— Гувер!
— Одна.
— Слабовато, Гувер, — сказал Леон, но в его голосе не слышалось ни гнева, ни даже разочарования. Сегодня брат Леон был бодр и весел, и его настроение передалось классу. Так всегда проходили уроки Леона: он задавал тон и температуру. Когда брат Леон был доволен, все были довольны; когда он чувствовал себя паршиво, все чувствовали себя паршиво.
— Джонсон!
— Пять.
— Неплохо, неплохо.
Киллели… Леблан… Маллоран… Перекличка катилась дальше, присутствующие называли свои результаты, а учитель отмечал их у себя в списке. Фамилии и ответы звучали почти как песня, мелодия для целого класса, речитатив для многих голосов. Потом брат Леон выкликнул: «Пармантье!» И в комнате возникло напряжение. Что бы Пармантье ни ответил, это было неважно, его результат никого не интересовал. Потому что следующим шло имя Рено.
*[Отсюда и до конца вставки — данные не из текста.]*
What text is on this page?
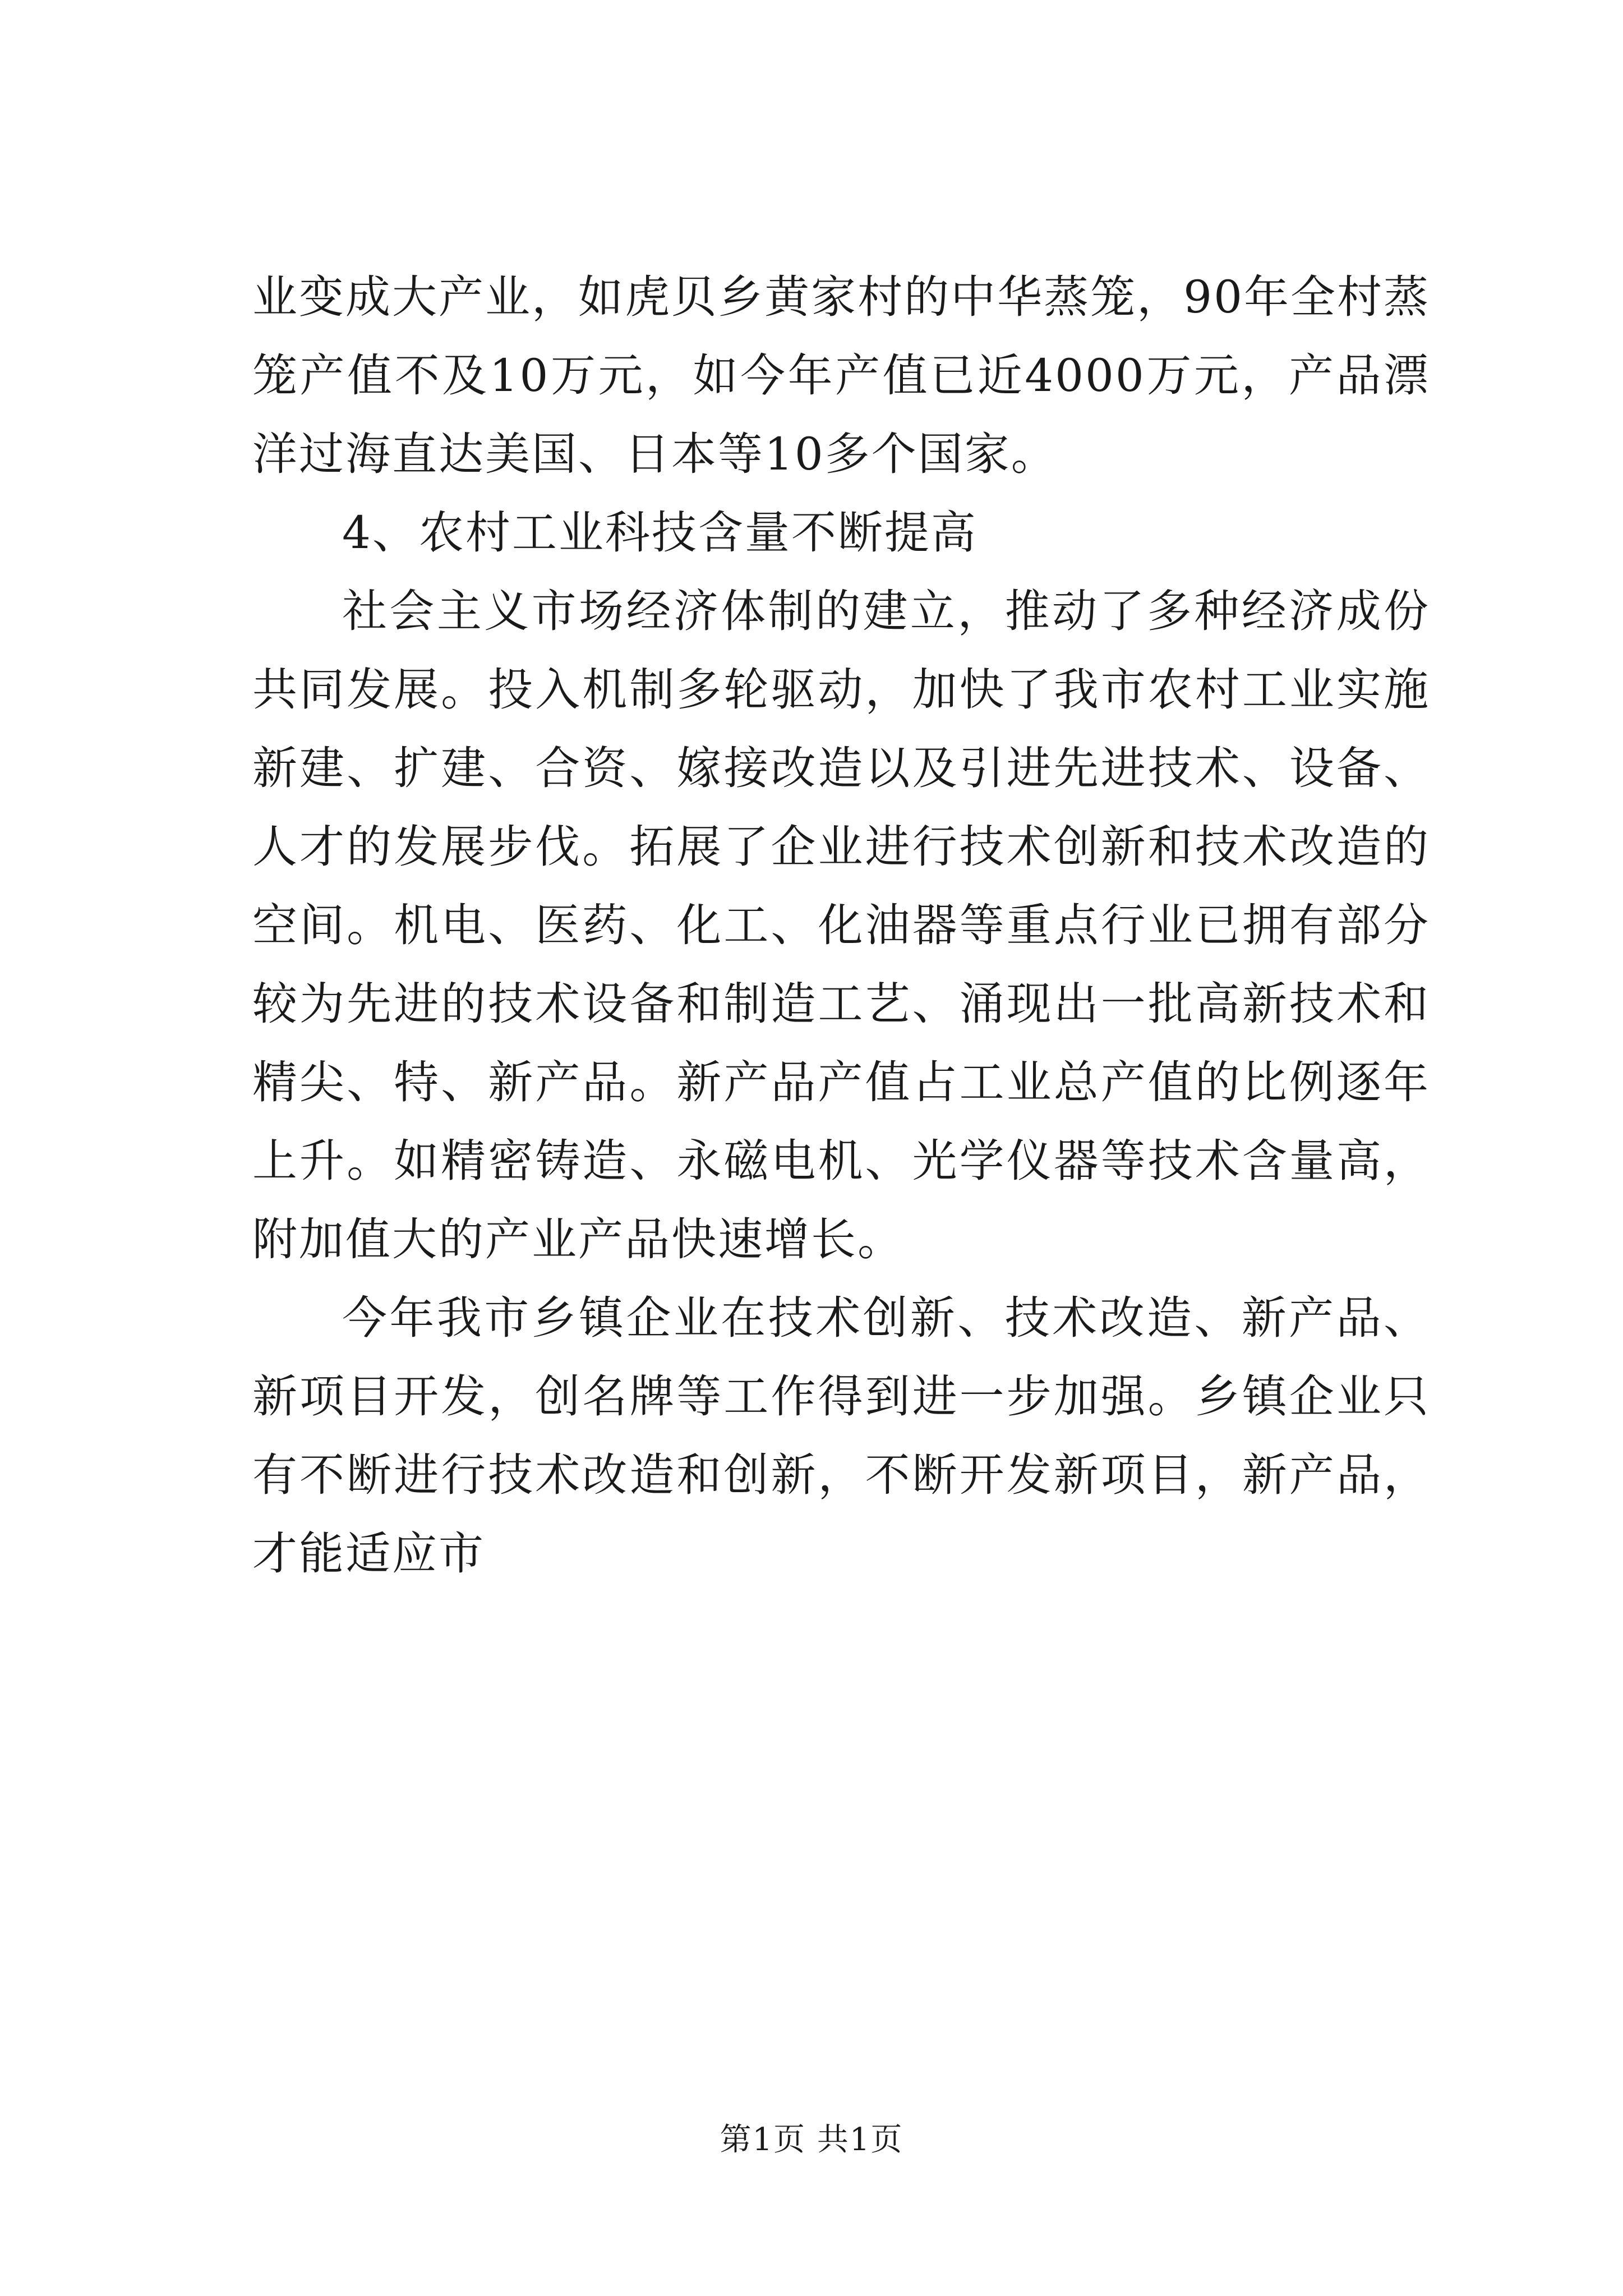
业变成大产业，如虎贝乡黄家村的中华蒸笼，90年全村蒸笼产值不及10万元，如今年产值已近4000万元，产品漂洋过海直达美国、日本等10多个国家。

4、农村工业科技含量不断提高

社会主义市场经济体制的建立，推动了多种经济成份共同发展。投入机制多轮驱动，加快了我市农村工业实施新建、扩建、合资、嫁接改造以及引进先进技术、设备、人才的发展步伐。拓展了企业进行技术创新和技术改造的空间。机电、医药、化工、化油器等重点行业已拥有部分较为先进的技术设备和制造工艺、涌现出一批高新技术和精尖、特、新产品。新产品产值占工业总产值的比例逐年上升。如精密铸造、永磁电机、光学仪器等技术含量高，附加值大的产业产品快速增长。

今年我市乡镇企业在技术创新、技术改造、新产品、新项目开发，创名牌等工作得到进一步加强。乡镇企业只有不断进行技术改造和创新，不断开发新项目，新产品，才能适应市

第1页 共1页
— Три, — отозвался Пармантье.
— Хорошо, — ответил брат Леон, делая пометку напротив его имени. Затем поднял глаза, и в классе раздалось:
— Рено!
Пауза. Опять эта проклятая пауза.
— Нет!
Стручок почувствовал себя как оператор телекамеры на съемках документального фильма. Он развернулся в сторону Джерри и увидел лицо своего друга — белое, рот полуоткрыт, руки висят по бокам. Потом направил свою камеру на брата Леона и увидел на лице учителя шок, увидел его рот, округлившийся в изумлении. Можно было подумать, что Джерри с учителем отражаются друг в друге, как в зеркале.
Наконец брат Леон опустил взгляд.
— Рено, — снова повторил он, точно хлыстом стегнул.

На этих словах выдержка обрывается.